Safoora Zargar: Bail for pregnant India student blamed for Delhi riots

An Indian court has granted bail to Safoora Zargar, whose imprisonment on charges of instigating riots had triggered global outrage.

She was more than three months pregnant when she was arrested in April.

Police called her a “key conspirator” in anti-Muslim riots that swept Delhi in February, in which 53 people died.

Ms Zargar’s family denied the allegations, saying that she had only been a part of protests against a controversial citizenship law.

However, Ms Zargar was charged under the Unlawful Activities Prevention Act (UAPA) – a draconian law that makes it nearly impossible for the accused to get bail.

Her incarceration in the overcrowded Tihar jail had caused a lot of concern, especially at a time when India was under a strict lockdown to fight the coronavirus pandemic.

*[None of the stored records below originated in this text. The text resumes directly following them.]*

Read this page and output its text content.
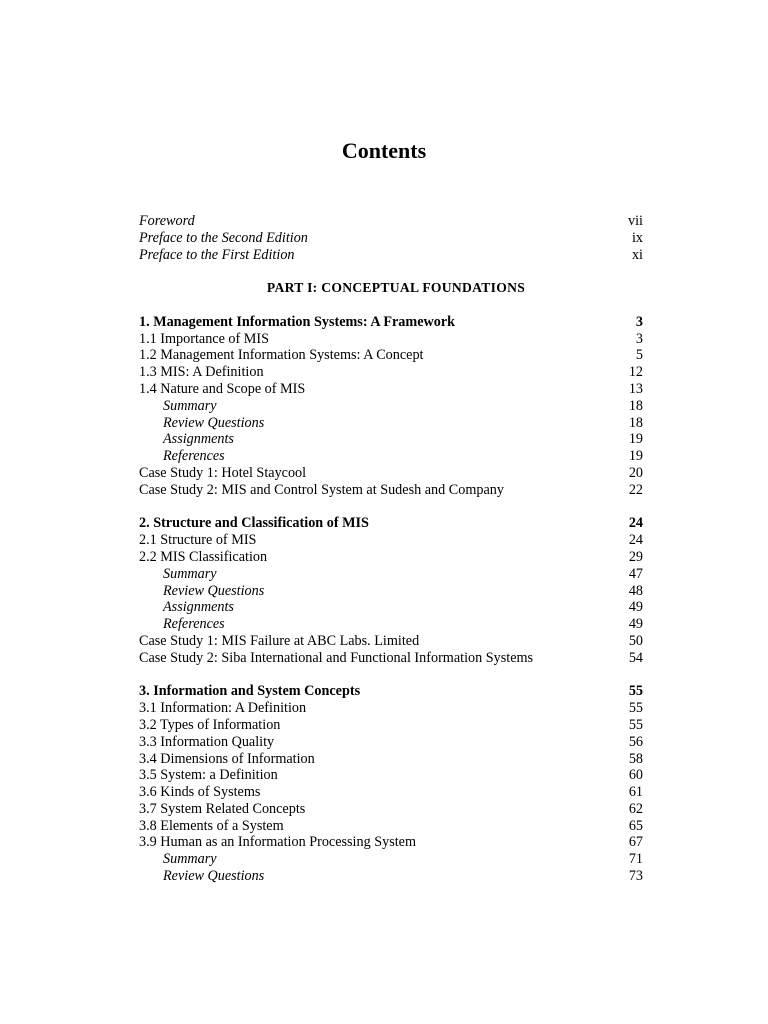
Contents
Foreword	vii
Preface to the Second Edition	ix
Preface to the First Edition	xi
PART I: CONCEPTUAL FOUNDATIONS
1. Management Information Systems: A Framework	3
1.1 Importance of MIS	3
1.2 Management Information Systems: A Concept	5
1.3 MIS: A Definition	12
1.4 Nature and Scope of MIS	13
Summary	18
Review Questions	18
Assignments	19
References	19
Case Study 1: Hotel Staycool	20
Case Study 2: MIS and Control System at Sudesh and Company	22
2. Structure and Classification of MIS	24
2.1 Structure of MIS	24
2.2 MIS Classification	29
Summary	47
Review Questions	48
Assignments	49
References	49
Case Study 1: MIS Failure at ABC Labs. Limited	50
Case Study 2: Siba International and Functional Information Systems	54
3. Information and System Concepts	55
3.1 Information: A Definition	55
3.2 Types of Information	55
3.3 Information Quality	56
3.4 Dimensions of Information	58
3.5 System: a Definition	60
3.6 Kinds of Systems	61
3.7 System Related Concepts	62
3.8 Elements of a System	65
3.9 Human as an Information Processing System	67
Summary	71
Review Questions	73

On Tuesday, the Delhi High Court granted her bail in response to a plea filed by a fellow student who said that Ms Zargar was suffering from medical complications. The government, which had opposed all her bail pleas so far, said it would not oppose it this time on “humanitarian grounds”.

The court has asked her not to leave the city and also told her not to engage in “any activity which would hamper the progress of the investigation” in her case.

She has been asked to pay a personal bond of 10,000 rupees ($132; £106) before her release.

Her husband – who has declined to be named – told the BBC that they expected her to be released today.

Ms Zargar is among a number of Muslim students and activists who have been jailed since India’s lockdown began on 25 March, leading to accusations that the government is using the pandemic to crack down on free speech and dissent.

As a member of the Jamia Coordination Committee (JCC), a student group at her university, she had been active in organising peaceful protests against the Citizenship Amendment Act in north-east Delhi. Critics of the law have said that it discriminates against Muslims.

Ms Zargar, now six months pregnant, soon emerged as the face of state repression against students and activists.

“The government of India has been exceedingly intolerant towards free speech and dissent,” Amnesty International India Executive Director Avinash Kumar said in a statement at the time of her arrest.

“But to arrest Safoora who is in the second trimester of her pregnancy and send her to an overcrowded prison during the pandemic highlights how brutal is the ongoing clampdown in the country.”

This led her to be attacked by government supporters on social media, who attempted to slut-shame her, posting vulgar comments suggesting she was unmarried and raising questions over her pregnancy.